ALEX

“Alex loves spending time with her family, going out for coffee and watching the soaps and any reality TV”, reported Alex’s parents as we talked to them about their experience of her rare condition.

“She has Leigh’s disease and idiopathic intracranial hypertension. She has problems with energy production and often spends a lot of time in bed, with severe fatigue. She suffers with Myoclonic jerks which are a form of epilepsy and she also has severe nerve and muscle pain that unfortunately pain killers cannot control at its worst points. She often feels nauseas and can often retch (quite loudly!) which is always good down the fruit aisle in Asda! Her cognitive skills are affected quite a lot of the time and it takes her time to process what you are saying. 

“Alex very rarely complains about the way she feels but does get quite low, anxious and depressed. She can get very stressed and anxious when she feels unwell or in new situations which zaps her off all her energy resulting in her sleeping days away. 

She loves going on holidays - especially to Florida to see Minnie and Mickey, and her favourite, Jimminy Cricket! Family is very important to her, but so is chocolate and sometimes she finds it hard to choose between the two! 
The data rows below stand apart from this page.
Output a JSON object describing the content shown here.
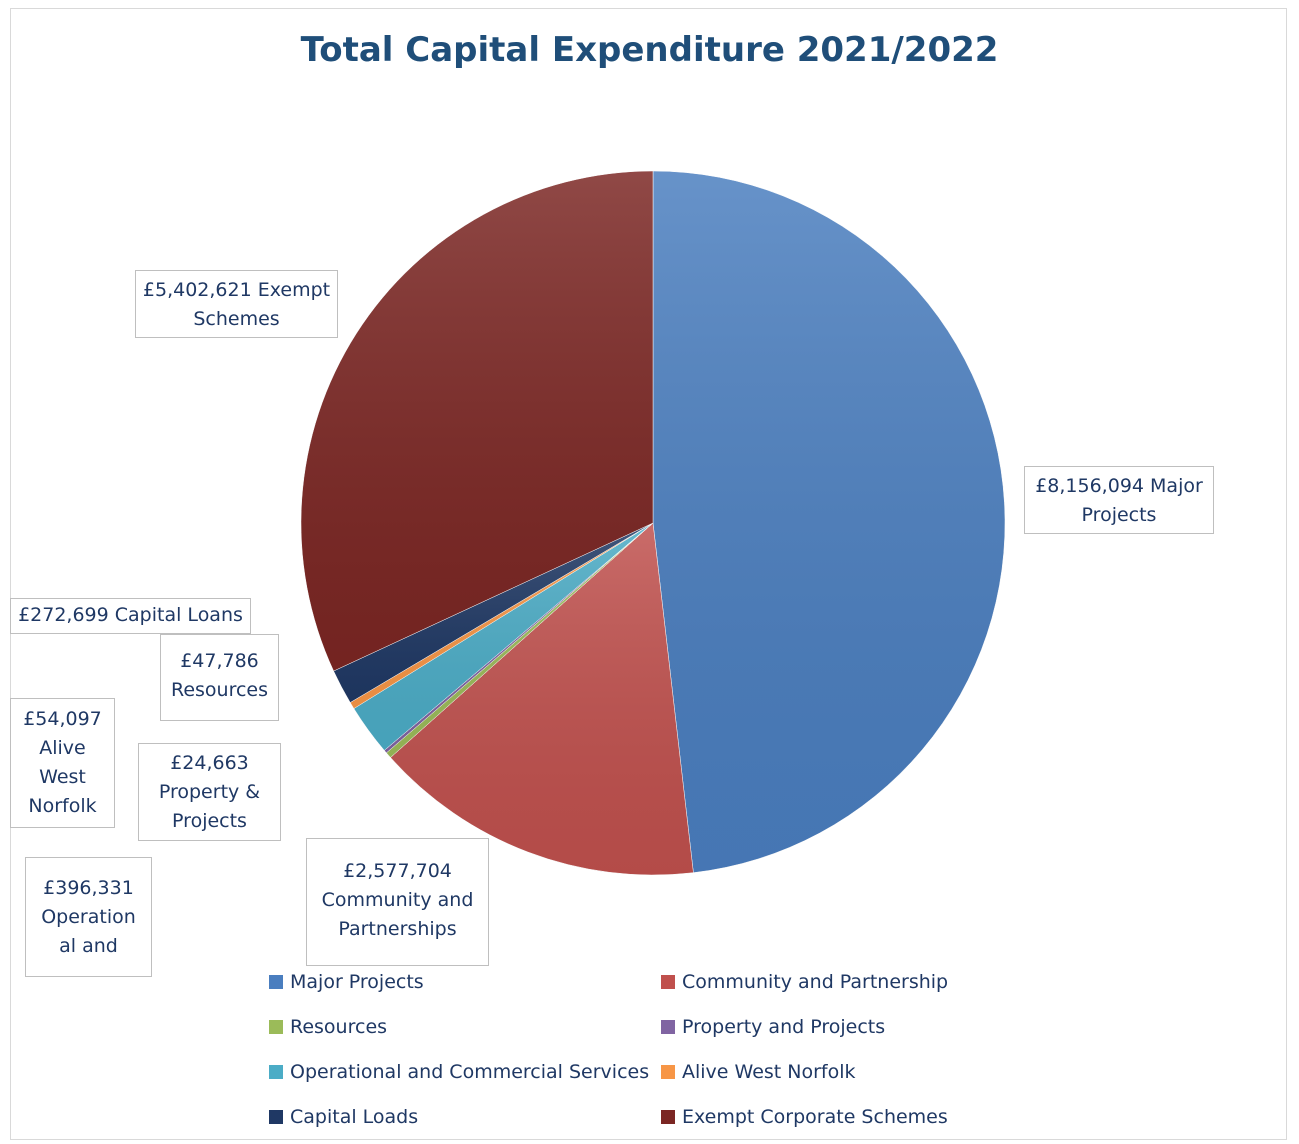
{
  "chart_data": {
    "type": "pie",
    "title": "Total Capital Expenditure 2021/2022",
    "slices": [
      {
        "label": "Major Projects",
        "value": 8156094,
        "color": "#4a7ebf"
      },
      {
        "label": "Community and Partnership",
        "value": 2577704,
        "color": "#c0504d"
      },
      {
        "label": "Resources",
        "value": 47786,
        "color": "#9bbb59"
      },
      {
        "label": "Property and Projects",
        "value": 24663,
        "color": "#8064a2"
      },
      {
        "label": "Operational and Commercial Services",
        "value": 396331,
        "color": "#4bacc6"
      },
      {
        "label": "Alive West Norfolk",
        "value": 54097,
        "color": "#f79646"
      },
      {
        "label": "Capital Loads",
        "value": 272699,
        "color": "#1f3864"
      },
      {
        "label": "Exempt Corporate Schemes",
        "value": 5402621,
        "color": "#7b2623"
      }
    ],
    "data_labels": [
      {
        "line1": "£8,156,094 Major",
        "line2": "Projects",
        "line3": ""
      },
      {
        "line1": "£2,577,704",
        "line2": "Community and",
        "line3": "Partnerships"
      },
      {
        "line1": "£47,786",
        "line2": "Resources",
        "line3": ""
      },
      {
        "line1": "£24,663",
        "line2": "Property &",
        "line3": "Projects"
      },
      {
        "line1": "£396,331",
        "line2": "Operation",
        "line3": "al and"
      },
      {
        "line1": "£54,097",
        "line2": "Alive",
        "line3": "West",
        "line4": "Norfolk"
      },
      {
        "line1": "£272,699 Capital Loans",
        "line2": "",
        "line3": ""
      },
      {
        "line1": "£5,402,621 Exempt",
        "line2": "Schemes",
        "line3": ""
      }
    ],
    "legend_position": "bottom"
  }
}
Alex looks very young for her age so sometimes its hard work if she wants to buy a lottery ticket, or try a free sample of the baileys chocolate in the local supermarket. Everyone asks her for her ID but she is very obliging and will often pre-empt their reaction, having her ID out before they even ask!

Alex’s condition has had a massive impact on our family life.  Even though she has always had learning problems, she was fit and healthy until her first stroke at the age of 17 when she was diagnosed with Leigh’s disease. She has since gradually gone downhill and this has been a very hard and steep learning curve for us all. Throughout these very difficult times I always stick to my motto ‘It’s no good wallowing in your own self-pity, that will not change anything, and if we wallow we may well miss out on the good times and the memories that can be made’. 
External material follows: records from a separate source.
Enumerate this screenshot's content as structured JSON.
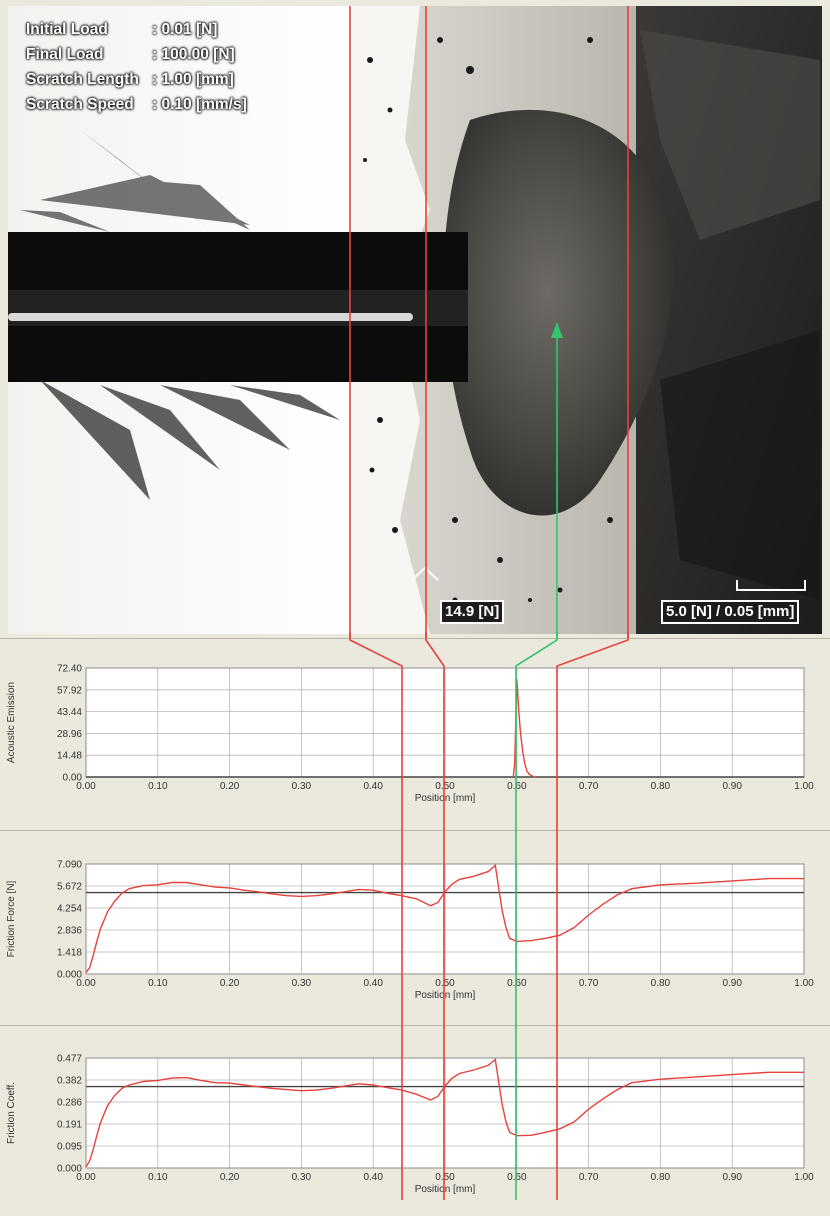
{
  "micrograph": {
    "parameters": [
      {
        "label": "Initial Load",
        "value": ": 0.01 [N]"
      },
      {
        "label": "Final Load",
        "value": ": 100.00 [N]"
      },
      {
        "label": "Scratch Length",
        "value": ": 1.00 [mm]"
      },
      {
        "label": "Scratch Speed",
        "value": ": 0.10 [mm/s]"
      }
    ],
    "critical_load_label": "14.9 [N]",
    "scale_bar_label": "5.0 [N] / 0.05 [mm]"
  },
  "chart_data": [
    {
      "type": "line",
      "ylabel": "Acoustic Emission",
      "xlabel": "Position [mm]",
      "xlim": [
        0,
        1
      ],
      "ylim": [
        0,
        72.4
      ],
      "x_ticks": [
        "0.00",
        "0.10",
        "0.20",
        "0.30",
        "0.40",
        "0.50",
        "0.60",
        "0.70",
        "0.80",
        "0.90",
        "1.00"
      ],
      "y_ticks": [
        "0.00",
        "14.48",
        "28.96",
        "43.44",
        "57.92",
        "72.40"
      ],
      "grid": true,
      "series": [
        {
          "color": "#e8413c",
          "x": [
            0.595,
            0.597,
            0.599,
            0.6,
            0.601,
            0.603,
            0.605,
            0.608,
            0.611,
            0.614,
            0.617,
            0.62,
            0.623,
            0.626
          ],
          "y": [
            0,
            8,
            45,
            65,
            58,
            42,
            30,
            18,
            9,
            4,
            2,
            1,
            0.3,
            0
          ]
        }
      ]
    },
    {
      "type": "line",
      "ylabel": "Friction Force [N]",
      "xlabel": "Position [mm]",
      "xlim": [
        0,
        1
      ],
      "ylim": [
        0,
        7.09
      ],
      "x_ticks": [
        "0.00",
        "0.10",
        "0.20",
        "0.30",
        "0.40",
        "0.50",
        "0.60",
        "0.70",
        "0.80",
        "0.90",
        "1.00"
      ],
      "y_ticks": [
        "0.000",
        "1.418",
        "2.836",
        "4.254",
        "5.672",
        "7.090"
      ],
      "grid": true,
      "mean_line": 5.25,
      "series": [
        {
          "color": "#e8413c",
          "x": [
            0.0,
            0.005,
            0.01,
            0.015,
            0.02,
            0.03,
            0.04,
            0.05,
            0.06,
            0.08,
            0.1,
            0.12,
            0.14,
            0.16,
            0.18,
            0.2,
            0.22,
            0.24,
            0.26,
            0.28,
            0.3,
            0.32,
            0.34,
            0.36,
            0.38,
            0.4,
            0.42,
            0.44,
            0.46,
            0.48,
            0.49,
            0.5,
            0.51,
            0.52,
            0.54,
            0.56,
            0.57,
            0.575,
            0.58,
            0.585,
            0.59,
            0.6,
            0.62,
            0.64,
            0.66,
            0.68,
            0.7,
            0.72,
            0.74,
            0.76,
            0.8,
            0.85,
            0.9,
            0.95,
            1.0
          ],
          "y": [
            0.1,
            0.4,
            1.2,
            2.1,
            2.9,
            4.0,
            4.7,
            5.2,
            5.5,
            5.7,
            5.75,
            5.9,
            5.9,
            5.75,
            5.6,
            5.55,
            5.4,
            5.3,
            5.15,
            5.05,
            5.0,
            5.05,
            5.15,
            5.3,
            5.45,
            5.4,
            5.2,
            5.05,
            4.85,
            4.4,
            4.6,
            5.3,
            5.8,
            6.1,
            6.3,
            6.6,
            7.0,
            5.5,
            4.0,
            3.0,
            2.3,
            2.1,
            2.15,
            2.3,
            2.5,
            3.0,
            3.8,
            4.5,
            5.1,
            5.5,
            5.75,
            5.85,
            6.0,
            6.15,
            6.15
          ]
        }
      ]
    },
    {
      "type": "line",
      "ylabel": "Friction Coeff.",
      "xlabel": "Position [mm]",
      "xlim": [
        0,
        1
      ],
      "ylim": [
        0,
        0.477
      ],
      "x_ticks": [
        "0.00",
        "0.10",
        "0.20",
        "0.30",
        "0.40",
        "0.50",
        "0.60",
        "0.70",
        "0.80",
        "0.90",
        "1.00"
      ],
      "y_ticks": [
        "0.000",
        "0.095",
        "0.191",
        "0.286",
        "0.382",
        "0.477"
      ],
      "grid": true,
      "mean_line": 0.353,
      "series": [
        {
          "color": "#e8413c",
          "x": [
            0.0,
            0.005,
            0.01,
            0.015,
            0.02,
            0.03,
            0.04,
            0.05,
            0.06,
            0.08,
            0.1,
            0.12,
            0.14,
            0.16,
            0.18,
            0.2,
            0.22,
            0.24,
            0.26,
            0.28,
            0.3,
            0.32,
            0.34,
            0.36,
            0.38,
            0.4,
            0.42,
            0.44,
            0.46,
            0.48,
            0.49,
            0.5,
            0.51,
            0.52,
            0.54,
            0.56,
            0.57,
            0.575,
            0.58,
            0.585,
            0.59,
            0.6,
            0.62,
            0.64,
            0.66,
            0.68,
            0.7,
            0.72,
            0.74,
            0.76,
            0.8,
            0.85,
            0.9,
            0.95,
            1.0
          ],
          "y": [
            0.005,
            0.03,
            0.08,
            0.14,
            0.195,
            0.27,
            0.315,
            0.345,
            0.36,
            0.375,
            0.38,
            0.39,
            0.392,
            0.38,
            0.37,
            0.368,
            0.36,
            0.352,
            0.345,
            0.34,
            0.335,
            0.338,
            0.345,
            0.355,
            0.365,
            0.36,
            0.348,
            0.338,
            0.32,
            0.295,
            0.31,
            0.355,
            0.39,
            0.41,
            0.425,
            0.445,
            0.47,
            0.37,
            0.27,
            0.2,
            0.155,
            0.14,
            0.142,
            0.155,
            0.17,
            0.2,
            0.255,
            0.3,
            0.34,
            0.37,
            0.385,
            0.395,
            0.405,
            0.415,
            0.415
          ]
        }
      ]
    }
  ]
}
Alex has a specially adapted downstairs room where she sits in her bed with her cat Minnie shouting her orders to the rest of the family!”
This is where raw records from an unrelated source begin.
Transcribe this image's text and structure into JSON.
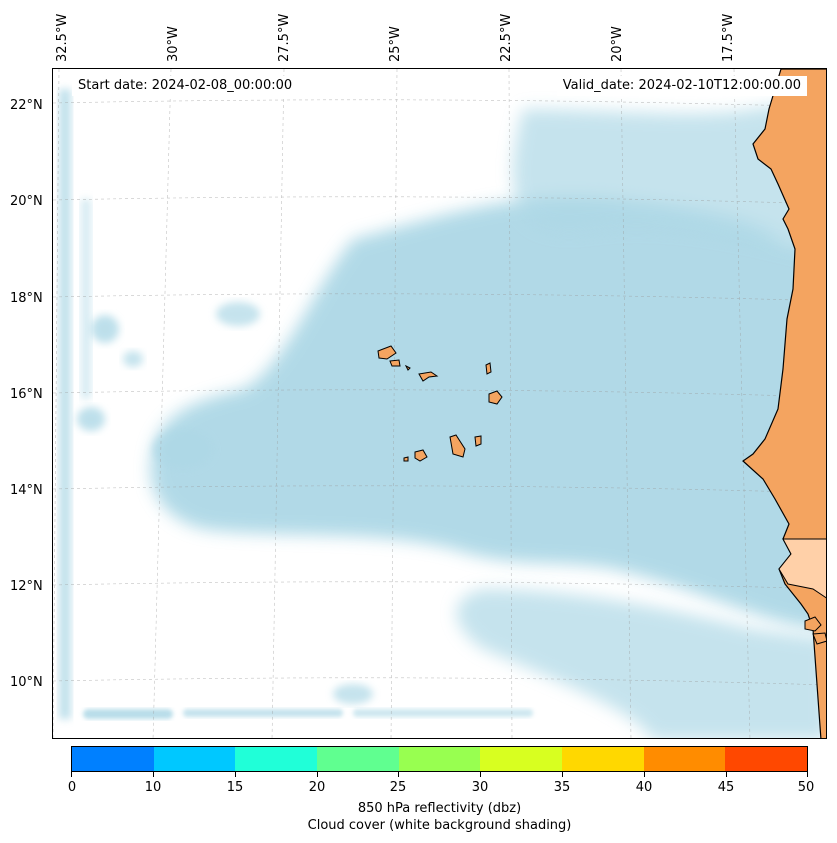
{
  "map": {
    "lon_labels": [
      "32.5°W",
      "30°W",
      "27.5°W",
      "25°W",
      "22.5°W",
      "20°W",
      "17.5°W"
    ],
    "lat_labels": [
      "22°N",
      "20°N",
      "18°N",
      "16°N",
      "14°N",
      "12°N",
      "10°N"
    ],
    "start_date": "Start date: 2024-02-08_00:00:00",
    "valid_date": "Valid_date: 2024-02-10T12:00:00.00",
    "colors": {
      "cloud": "#add8e6",
      "land": "#f4a460",
      "land_light": "#ffd0a8",
      "coast": "#000000"
    }
  },
  "colorbar": {
    "ticks": [
      "0",
      "10",
      "15",
      "20",
      "25",
      "30",
      "35",
      "40",
      "45",
      "50"
    ],
    "colors": [
      "#0080ff",
      "#00c8ff",
      "#20ffd8",
      "#60ff90",
      "#98ff50",
      "#d8ff20",
      "#ffd800",
      "#ff8c00",
      "#ff4800"
    ],
    "label_line1": "850 hPa reflectivity (dbz)",
    "label_line2": "Cloud cover (white background shading)"
  }
}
“I always say I would never change who Alex is, although I would take away her nasty illness and the way she suffers, but I do feel Alex has definitely made me the person I am today, and if it wasn’t for her I don’t know who I would be. She has brought so many inspirational and wonderful people into our lives.

We were happy to take part in the Rare Project because it’s good to show that you don’t always need to look disabled to have a disability. People are so quick to judge and I feel education is the key; this project will do that”.